Les mariniers formaient une communauté à part, vivant sur l'eau avec femmes et enfants. Les gosses apprenaient à lire dans les écoles de halte, changeant de classe à chaque écluse. On reconnaissait les familles de gabariers à leur langage particulier, mélange de patois berrichon et de termes techniques incompréhensibles aux terriens.
Le travail était rude. Avant la motorisation, il fallait parfois haler les péniches à la force des bras ou avec des chevaux de trait qui suivaient le chemin de halage. Une journée pour parcourir vingt kilomètres, en franchissant écluse après écluse, négociant avec les éclusiers, s'arrêtant dans les bistrots des villages-canaux où l'on servait une friture et un coup de blanc.

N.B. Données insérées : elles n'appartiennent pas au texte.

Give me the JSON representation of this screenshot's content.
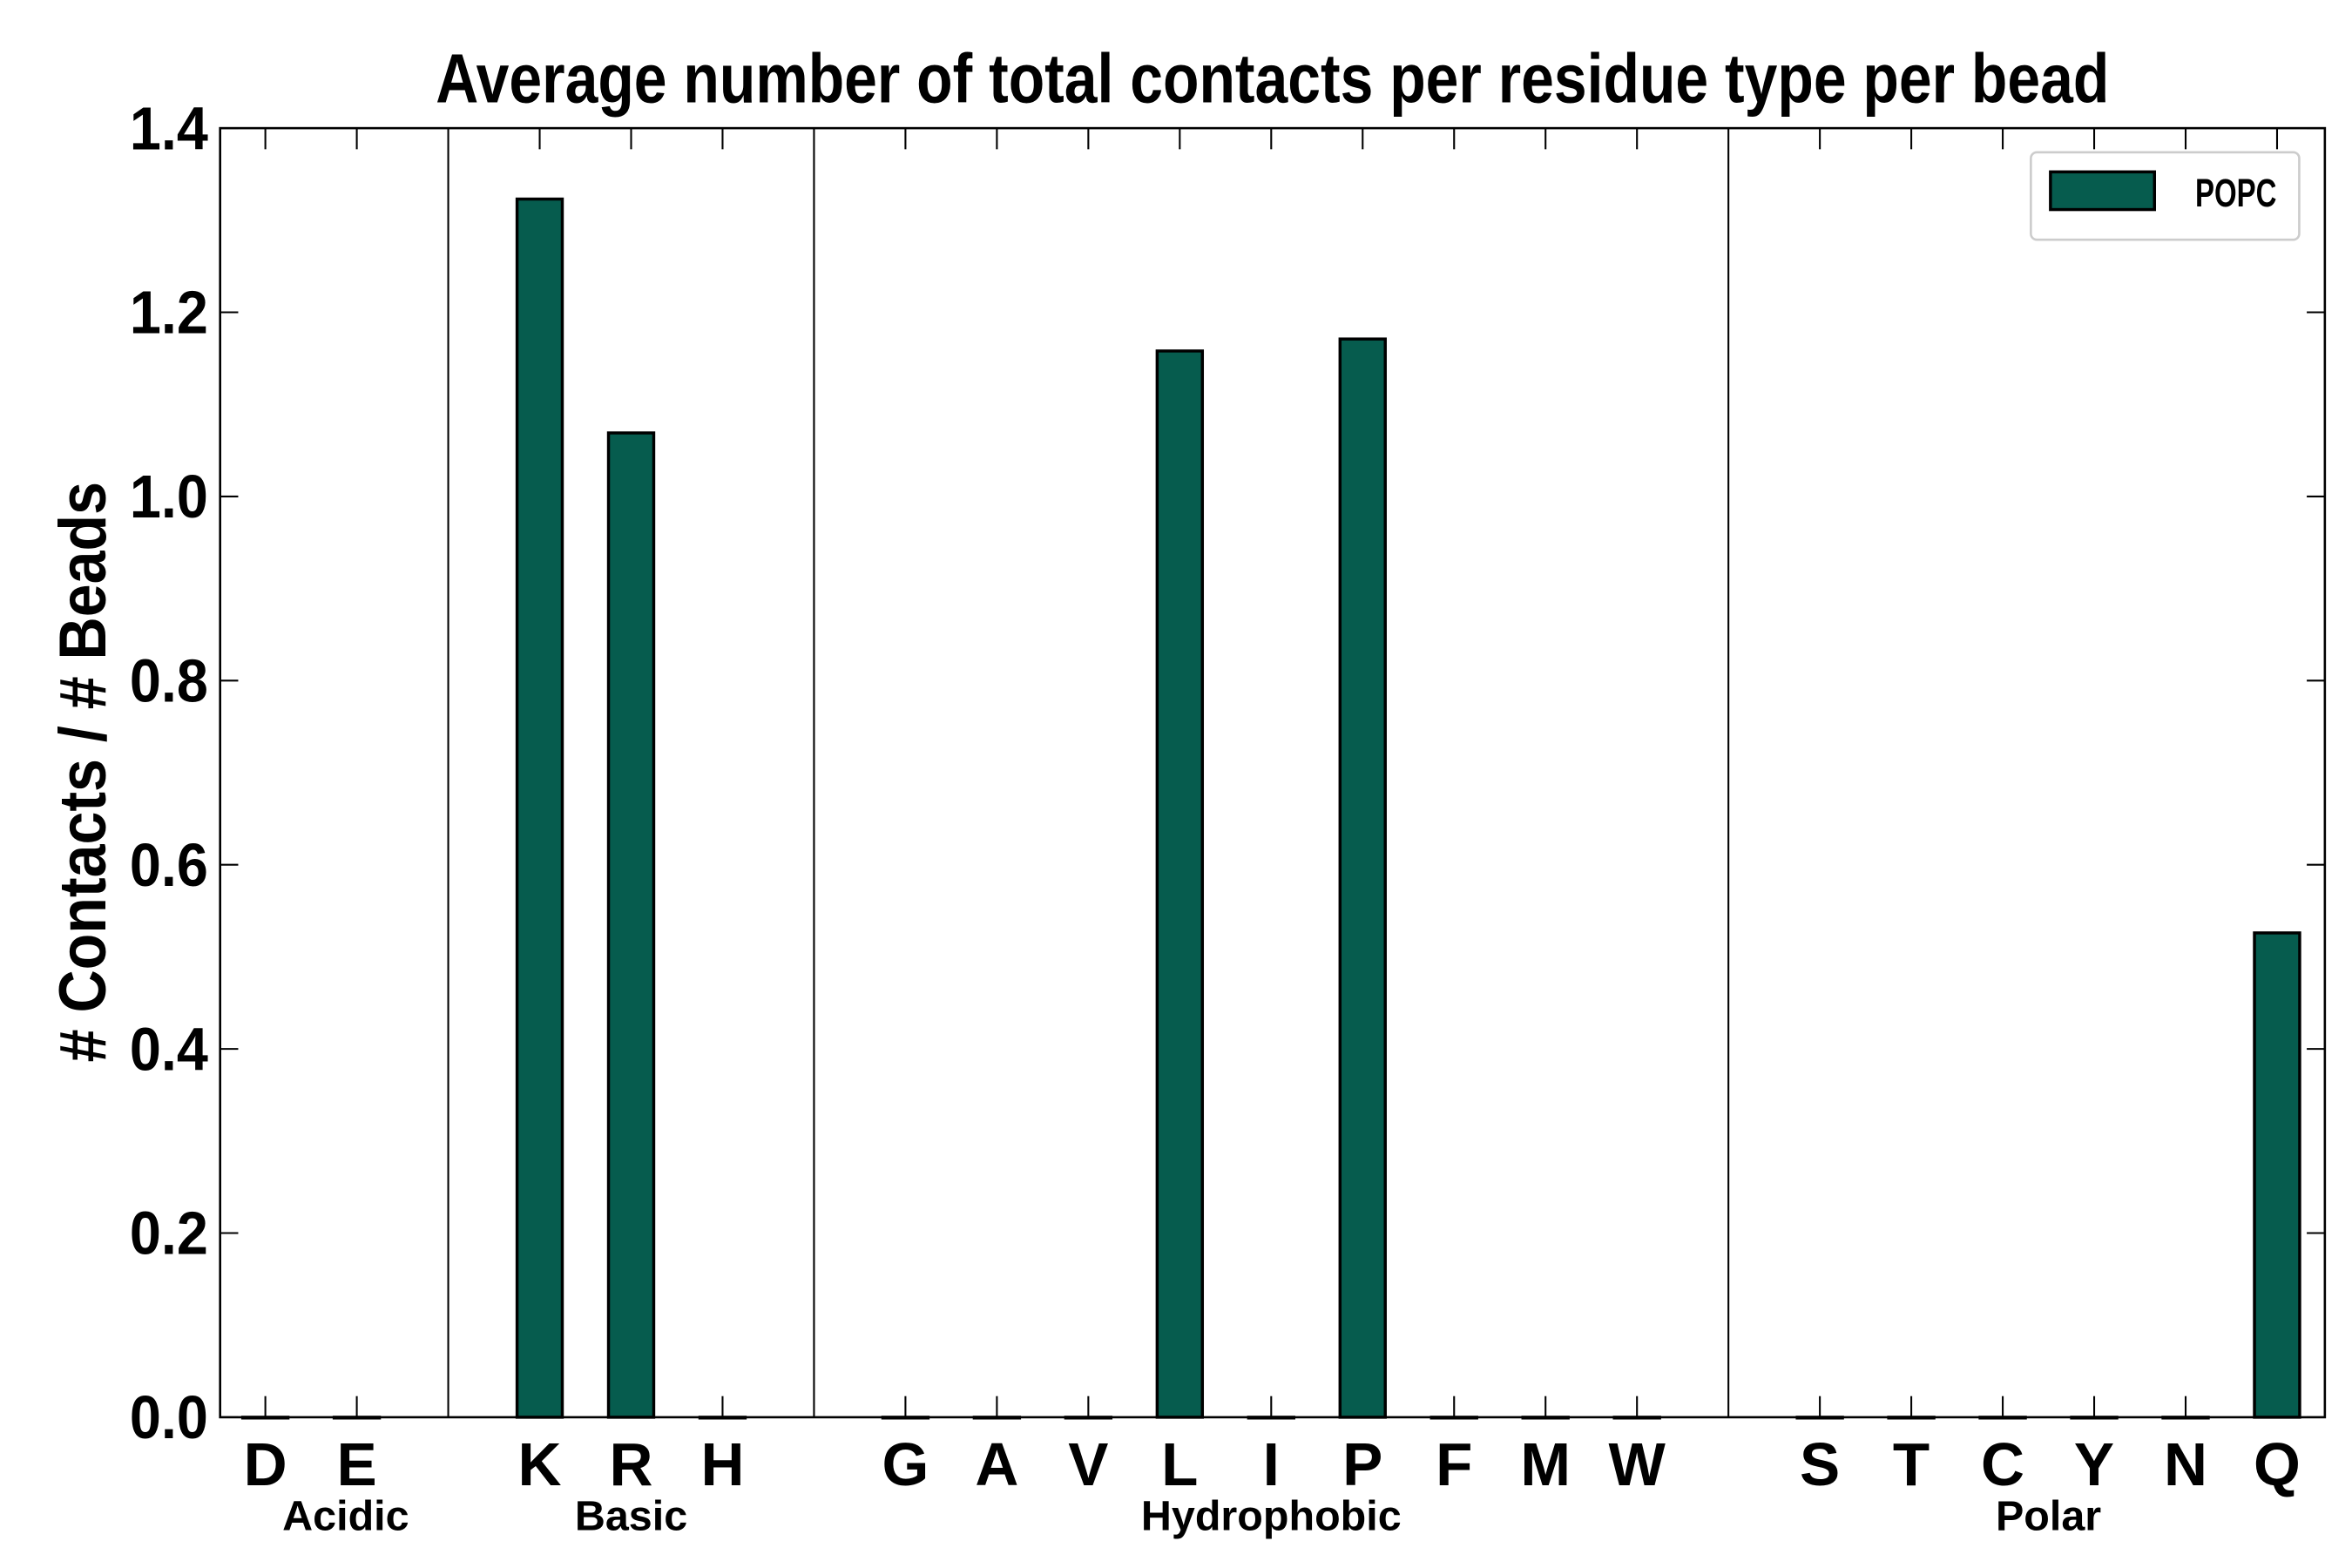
{
  "chart_data": {
    "type": "bar",
    "title": "Average number of total contacts per residue type per bead",
    "xlabel": "",
    "ylabel": "# Contacts / # Beads",
    "ylim": [
      0,
      1.4
    ],
    "yticks": [
      "0.0",
      "0.2",
      "0.4",
      "0.6",
      "0.8",
      "1.0",
      "1.2",
      "1.4"
    ],
    "categories": [
      "D",
      "E",
      "K",
      "R",
      "H",
      "G",
      "A",
      "V",
      "L",
      "I",
      "P",
      "F",
      "M",
      "W",
      "S",
      "T",
      "C",
      "Y",
      "N",
      "Q"
    ],
    "groups": [
      {
        "label": "Acidic",
        "members": [
          "D",
          "E"
        ]
      },
      {
        "label": "Basic",
        "members": [
          "K",
          "R",
          "H"
        ]
      },
      {
        "label": "Hydrophobic",
        "members": [
          "G",
          "A",
          "V",
          "L",
          "I",
          "P",
          "F",
          "M",
          "W"
        ]
      },
      {
        "label": "Polar",
        "members": [
          "S",
          "T",
          "C",
          "Y",
          "N",
          "Q"
        ]
      }
    ],
    "series": [
      {
        "name": "POPC",
        "color": "#065c4e",
        "values": [
          0,
          0,
          1.323,
          1.069,
          0,
          0,
          0,
          0,
          1.158,
          0,
          1.171,
          0,
          0,
          0,
          0,
          0,
          0,
          0,
          0,
          0.526
        ]
      }
    ],
    "legend": {
      "position": "top-right",
      "entries": [
        "POPC"
      ]
    },
    "grid": false
  }
}
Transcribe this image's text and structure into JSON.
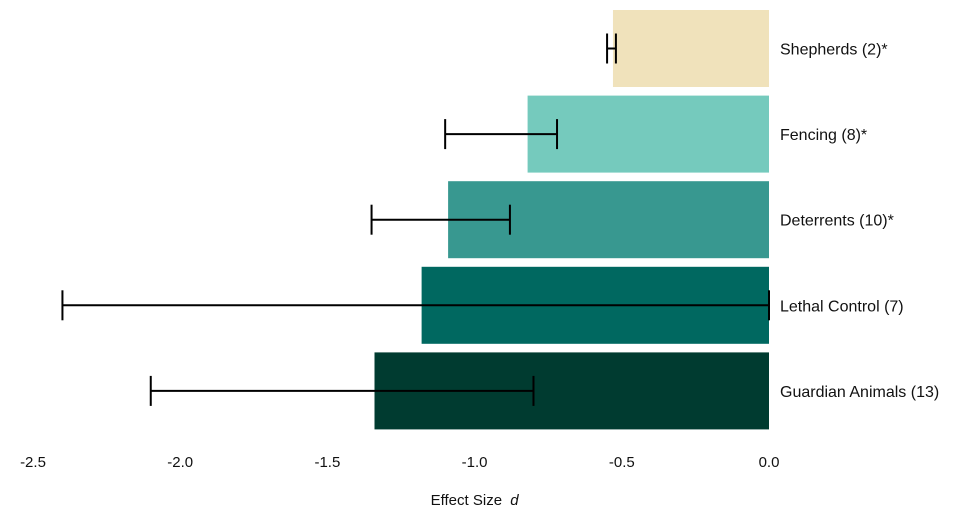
{
  "chart_data": {
    "type": "bar",
    "orientation": "horizontal",
    "categories": [
      "Shepherds (2)*",
      "Fencing (8)*",
      "Deterrents (10)*",
      "Lethal Control (7)",
      "Guardian Animals (13)"
    ],
    "values": [
      -0.53,
      -0.82,
      -1.09,
      -1.18,
      -1.34
    ],
    "error_low": [
      -0.55,
      -1.1,
      -1.35,
      -2.4,
      -2.1
    ],
    "error_high": [
      -0.52,
      -0.72,
      -0.88,
      0.0,
      -0.8
    ],
    "colors": [
      "#f0e2bb",
      "#75cabd",
      "#389890",
      "#006860",
      "#003b30"
    ],
    "xlabel": "Effect Size",
    "xlabel_italic": "d",
    "xlim": [
      -2.5,
      0.0
    ],
    "xticks": [
      -2.5,
      -2.0,
      -1.5,
      -1.0,
      -0.5,
      0.0
    ],
    "xtick_labels": [
      "-2.5",
      "-2.0",
      "-1.5",
      "-1.0",
      "-0.5",
      "0.0"
    ],
    "grid": false,
    "legend": "none",
    "category_labels_position": "right"
  }
}
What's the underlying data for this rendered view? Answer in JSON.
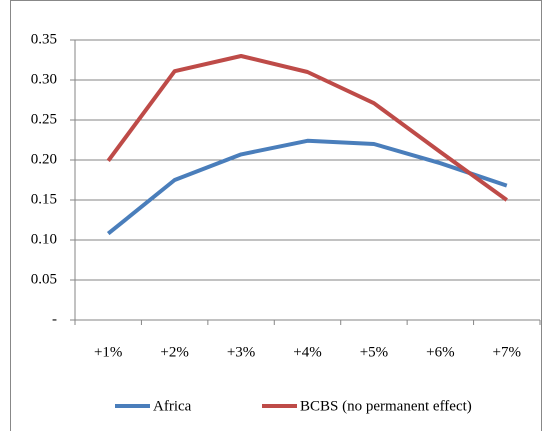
{
  "chart_data": {
    "type": "line",
    "categories": [
      "+1%",
      "+2%",
      "+3%",
      "+4%",
      "+5%",
      "+6%",
      "+7%"
    ],
    "series": [
      {
        "name": "Africa",
        "color": "#4a7ebb",
        "values": [
          0.108,
          0.175,
          0.207,
          0.224,
          0.22,
          0.196,
          0.168
        ]
      },
      {
        "name": "BCBS (no permanent effect)",
        "color": "#be4b48",
        "values": [
          0.199,
          0.311,
          0.33,
          0.31,
          0.271,
          0.21,
          0.15
        ]
      }
    ],
    "ylim": [
      0,
      0.35
    ],
    "yticks": [
      {
        "value": 0,
        "label": "-"
      },
      0.05,
      {
        "value": 0.1,
        "label": "0.10"
      },
      0.15,
      {
        "value": 0.2,
        "label": "0.20"
      },
      0.25,
      {
        "value": 0.3,
        "label": "0.30"
      },
      0.35
    ],
    "grid": true,
    "legend": "bottom"
  }
}
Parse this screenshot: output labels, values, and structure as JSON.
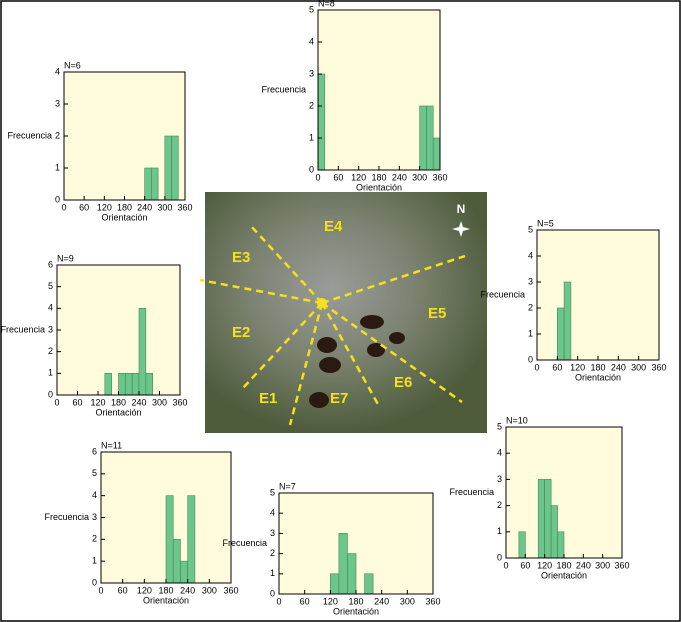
{
  "chart_data": [
    {
      "type": "histogram",
      "title": "N=6",
      "xlabel": "Orientación",
      "ylabel": "Frecuencia",
      "bins": [
        0,
        20,
        40,
        60,
        80,
        100,
        120,
        140,
        160,
        180,
        200,
        220,
        240,
        260,
        280,
        300,
        320,
        340,
        360
      ],
      "values": [
        0,
        0,
        0,
        0,
        0,
        0,
        0,
        0,
        0,
        0,
        0,
        0,
        1,
        1,
        0,
        2,
        2,
        0
      ],
      "xlim": [
        0,
        360
      ],
      "xticks": [
        0,
        60,
        120,
        180,
        240,
        300,
        360
      ],
      "ylim": [
        0,
        4
      ],
      "yticks": [
        0,
        1,
        2,
        3,
        4
      ],
      "color": "#6cc58a"
    },
    {
      "type": "histogram",
      "title": "N=8",
      "xlabel": "Orientación",
      "ylabel": "Frecuencia",
      "bins": [
        0,
        20,
        40,
        60,
        80,
        100,
        120,
        140,
        160,
        180,
        200,
        220,
        240,
        260,
        280,
        300,
        320,
        340,
        360
      ],
      "values": [
        3,
        0,
        0,
        0,
        0,
        0,
        0,
        0,
        0,
        0,
        0,
        0,
        0,
        0,
        0,
        2,
        2,
        1
      ],
      "xlim": [
        0,
        360
      ],
      "xticks": [
        0,
        60,
        120,
        180,
        240,
        300,
        360
      ],
      "ylim": [
        0,
        5
      ],
      "yticks": [
        0,
        1,
        2,
        3,
        4,
        5
      ],
      "color": "#6cc58a"
    },
    {
      "type": "histogram",
      "title": "N=5",
      "xlabel": "Orientación",
      "ylabel": "Frecuencia",
      "bins": [
        0,
        20,
        40,
        60,
        80,
        100,
        120,
        140,
        160,
        180,
        200,
        220,
        240,
        260,
        280,
        300,
        320,
        340,
        360
      ],
      "values": [
        0,
        0,
        0,
        2,
        3,
        0,
        0,
        0,
        0,
        0,
        0,
        0,
        0,
        0,
        0,
        0,
        0,
        0
      ],
      "xlim": [
        0,
        360
      ],
      "xticks": [
        0,
        60,
        120,
        180,
        240,
        300,
        360
      ],
      "ylim": [
        0,
        5
      ],
      "yticks": [
        0,
        1,
        2,
        3,
        4,
        5
      ],
      "color": "#6cc58a"
    },
    {
      "type": "histogram",
      "title": "N=9",
      "xlabel": "Orientación",
      "ylabel": "Frecuencia",
      "bins": [
        0,
        20,
        40,
        60,
        80,
        100,
        120,
        140,
        160,
        180,
        200,
        220,
        240,
        260,
        280,
        300,
        320,
        340,
        360
      ],
      "values": [
        0,
        0,
        0,
        0,
        0,
        0,
        0,
        1,
        0,
        1,
        1,
        1,
        4,
        1,
        0,
        0,
        0,
        0
      ],
      "xlim": [
        0,
        360
      ],
      "xticks": [
        0,
        60,
        120,
        180,
        240,
        300,
        360
      ],
      "ylim": [
        0,
        6
      ],
      "yticks": [
        0,
        1,
        2,
        3,
        4,
        5,
        6
      ],
      "color": "#6cc58a"
    },
    {
      "type": "histogram",
      "title": "N=11",
      "xlabel": "Orientación",
      "ylabel": "Frecuencia",
      "bins": [
        0,
        20,
        40,
        60,
        80,
        100,
        120,
        140,
        160,
        180,
        200,
        220,
        240,
        260,
        280,
        300,
        320,
        340,
        360
      ],
      "values": [
        0,
        0,
        0,
        0,
        0,
        0,
        0,
        0,
        0,
        4,
        2,
        1,
        4,
        0,
        0,
        0,
        0,
        0
      ],
      "xlim": [
        0,
        360
      ],
      "xticks": [
        0,
        60,
        120,
        180,
        240,
        300,
        360
      ],
      "ylim": [
        0,
        6
      ],
      "yticks": [
        0,
        1,
        2,
        3,
        4,
        5,
        6
      ],
      "color": "#6cc58a"
    },
    {
      "type": "histogram",
      "title": "N=7",
      "xlabel": "Orientación",
      "ylabel": "Frecuencia",
      "bins": [
        0,
        20,
        40,
        60,
        80,
        100,
        120,
        140,
        160,
        180,
        200,
        220,
        240,
        260,
        280,
        300,
        320,
        340,
        360
      ],
      "values": [
        0,
        0,
        0,
        0,
        0,
        0,
        1,
        3,
        2,
        0,
        1,
        0,
        0,
        0,
        0,
        0,
        0,
        0
      ],
      "xlim": [
        0,
        360
      ],
      "xticks": [
        0,
        60,
        120,
        180,
        240,
        300,
        360
      ],
      "ylim": [
        0,
        5
      ],
      "yticks": [
        0,
        1,
        2,
        3,
        4,
        5
      ],
      "color": "#6cc58a"
    },
    {
      "type": "histogram",
      "title": "N=10",
      "xlabel": "Orientación",
      "ylabel": "Frecuencia",
      "bins": [
        0,
        20,
        40,
        60,
        80,
        100,
        120,
        140,
        160,
        180,
        200,
        220,
        240,
        260,
        280,
        300,
        320,
        340,
        360
      ],
      "values": [
        0,
        0,
        1,
        0,
        0,
        3,
        3,
        2,
        1,
        0,
        0,
        0,
        0,
        0,
        0,
        0,
        0,
        0
      ],
      "xlim": [
        0,
        360
      ],
      "xticks": [
        0,
        60,
        120,
        180,
        240,
        300,
        360
      ],
      "ylim": [
        0,
        5
      ],
      "yticks": [
        0,
        1,
        2,
        3,
        4,
        5
      ],
      "color": "#6cc58a"
    }
  ],
  "map_labels": {
    "north": "N",
    "sectors": [
      "E1",
      "E2",
      "E3",
      "E4",
      "E5",
      "E6",
      "E7"
    ]
  }
}
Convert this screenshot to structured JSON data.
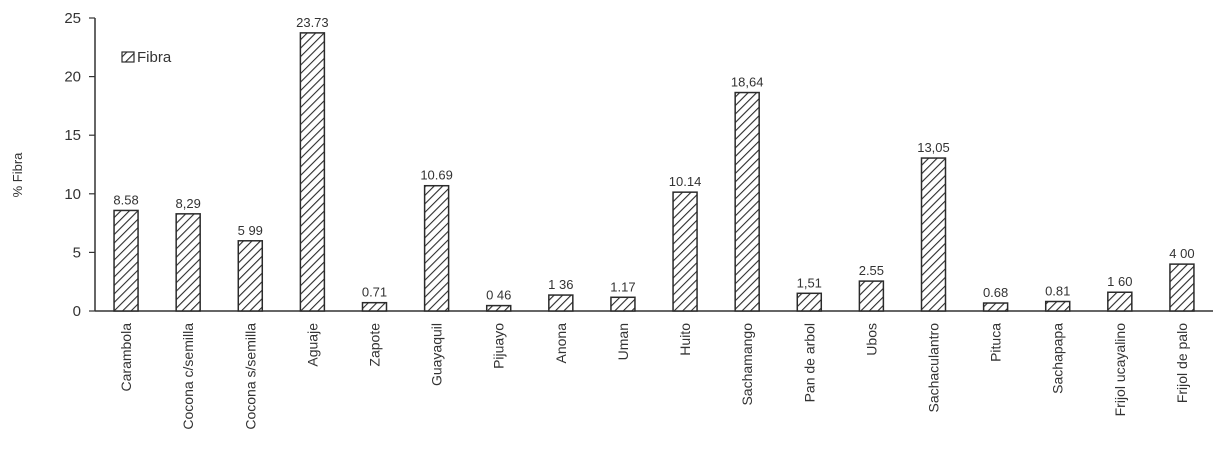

Aujourd'hui, le canal de Berry est officiellement fermé à la navigation commerciale depuis 1955. Les gabares ont été vendues pour une bouchée de pain, transformées en péniches d'habitation ou abandonnées à leur sort dans des cimetières fluviaux. Mais certaines, restaurées par des passionnés, s'exposent encore sur ces eaux tranquilles, fantômes colorés d'une France qui prenait son temps.